L’analyse métabolomique de la région hippocampique a révélé des changements significatifs dans diverses petites molécules. En particulier, des réductions des métabolites liés à la cognition et à l’humeur ont été constatées, notamment le glutamate, la glutaurine, le 3-MT et le 5α-DHP. Ces résultats suggèrent que l’exposition à la fumée de bois peut avoir un impact sur les fonctions cognitives et l’humeur. De plus, des changements dans les métabolites associés à la voie de synthèse du NAD+, impliquée dans la production et la réparation de l’énergie cellulaire, ont été observés.

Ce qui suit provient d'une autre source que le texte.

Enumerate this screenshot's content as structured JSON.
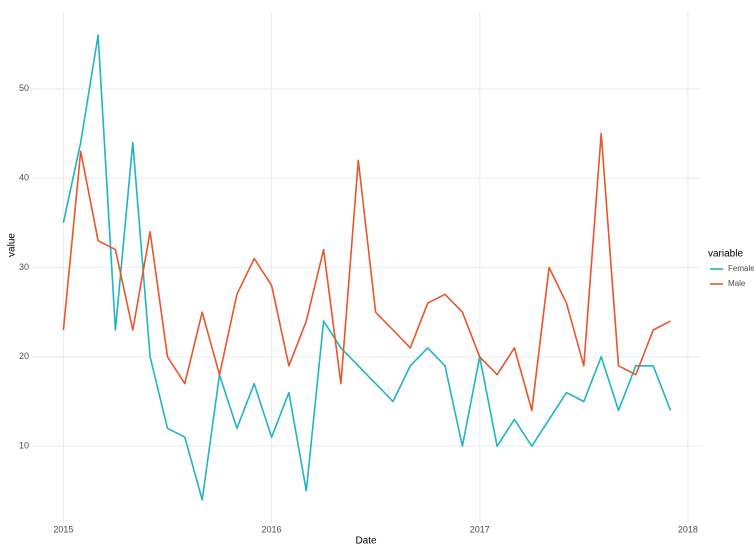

Les résultats fournissent la preuve que « les effets neurologiques de l’exposition à la fumée de bois, comme celle des incendies de forêt, peuvent durer des semaines après l’exposition », a déclaré Campen à PsyPost. « Nous ne sommes toujours pas certains de l’ampleur des effets, mais la neuroinflammation peut être à l’origine de troubles de l’humeur, notamment de l’anxiété et de la dépression, et avoir également un impact sur l’apprentissage et la mémoire. Plus préoccupant est l’impact potentiel à long terme sur les maladies neurodégénératives telles que la démence, mais il reste encore beaucoup de travail à faire pour comprendre les liens entre ces expositions et les maladies neurologiques. »
Il est cependant important de reconnaître les limites de cette étude. La recherche a été menée sur des souris et, même si ces résultats fournissent des informations précieuses, leur transposition directe dans la santé humaine nécessite de la prudence. Les souris ne reproduisent peut-être pas parfaitement la complexité des réponses humaines à la fumée de bois.

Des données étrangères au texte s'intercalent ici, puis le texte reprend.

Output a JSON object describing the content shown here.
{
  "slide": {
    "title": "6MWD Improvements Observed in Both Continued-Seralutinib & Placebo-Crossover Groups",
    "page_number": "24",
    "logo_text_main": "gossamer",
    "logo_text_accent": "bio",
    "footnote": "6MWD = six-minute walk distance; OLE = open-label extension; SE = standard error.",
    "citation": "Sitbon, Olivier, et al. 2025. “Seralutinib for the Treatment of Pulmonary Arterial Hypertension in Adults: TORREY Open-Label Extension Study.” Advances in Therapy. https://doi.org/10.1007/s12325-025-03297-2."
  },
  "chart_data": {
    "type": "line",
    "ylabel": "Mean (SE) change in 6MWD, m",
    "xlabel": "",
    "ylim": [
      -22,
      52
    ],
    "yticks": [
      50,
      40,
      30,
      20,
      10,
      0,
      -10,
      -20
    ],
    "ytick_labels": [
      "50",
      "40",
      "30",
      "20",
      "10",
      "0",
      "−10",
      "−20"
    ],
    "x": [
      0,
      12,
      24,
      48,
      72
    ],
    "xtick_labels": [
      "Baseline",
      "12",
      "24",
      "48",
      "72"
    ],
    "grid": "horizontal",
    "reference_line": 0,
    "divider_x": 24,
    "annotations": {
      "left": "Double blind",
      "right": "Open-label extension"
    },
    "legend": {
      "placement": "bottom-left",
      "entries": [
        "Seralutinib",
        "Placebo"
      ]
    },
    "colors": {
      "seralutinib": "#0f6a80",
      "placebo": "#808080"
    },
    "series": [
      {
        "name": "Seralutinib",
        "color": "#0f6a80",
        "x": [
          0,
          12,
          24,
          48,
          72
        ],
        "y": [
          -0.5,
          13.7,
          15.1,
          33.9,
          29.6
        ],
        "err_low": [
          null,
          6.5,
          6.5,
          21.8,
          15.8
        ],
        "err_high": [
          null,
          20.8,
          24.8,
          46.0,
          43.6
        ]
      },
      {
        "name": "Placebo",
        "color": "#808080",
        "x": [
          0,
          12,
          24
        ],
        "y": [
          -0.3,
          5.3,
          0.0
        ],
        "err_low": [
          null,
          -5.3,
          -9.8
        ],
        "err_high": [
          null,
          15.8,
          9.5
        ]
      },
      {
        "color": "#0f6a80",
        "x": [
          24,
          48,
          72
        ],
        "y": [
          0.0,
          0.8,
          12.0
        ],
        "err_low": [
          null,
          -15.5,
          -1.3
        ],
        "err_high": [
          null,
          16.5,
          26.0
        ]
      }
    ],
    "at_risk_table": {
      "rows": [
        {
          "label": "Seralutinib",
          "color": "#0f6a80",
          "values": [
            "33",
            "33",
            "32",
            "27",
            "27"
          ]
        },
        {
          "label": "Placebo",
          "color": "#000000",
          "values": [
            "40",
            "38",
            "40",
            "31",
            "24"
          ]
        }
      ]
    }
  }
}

“Il s’agit d’une étude de la pointe de l’iceberg, et nous devons mieux comprendre comment ces effets neuroinflammatoires favorisent les résultats neurologiques, et nous devons également réaliser que les souris ont probablement des réponses qui peuvent différer de celles des humains”, a déclaré Campen. “En particulier, les conditions d’exposition à la fumée de bois étaient très réalistes et similaires à celles vécues par des millions de personnes aux États-Unis chaque été en raison des incendies de forêt.”
L’étude intitulée « L’inhalation de fumée de biomasse favorise les changements neuroinflammatoires et métabolomiques temporels dans l’hippocampe des souris femelles » a été rédigée par David Scieszka, Yan Jin, Shahani Noor, Ed Barr, Marcus Garcia, Jessica Begay, Guy Herbert, Russell P. Hunter, Kiran Bhaskar, Rahul Kumar, Rama Gullapalli, Alicia Bolt, Mark A. McCormick, Barry Bleske, Haiwei Gu et Matthew J. Campen.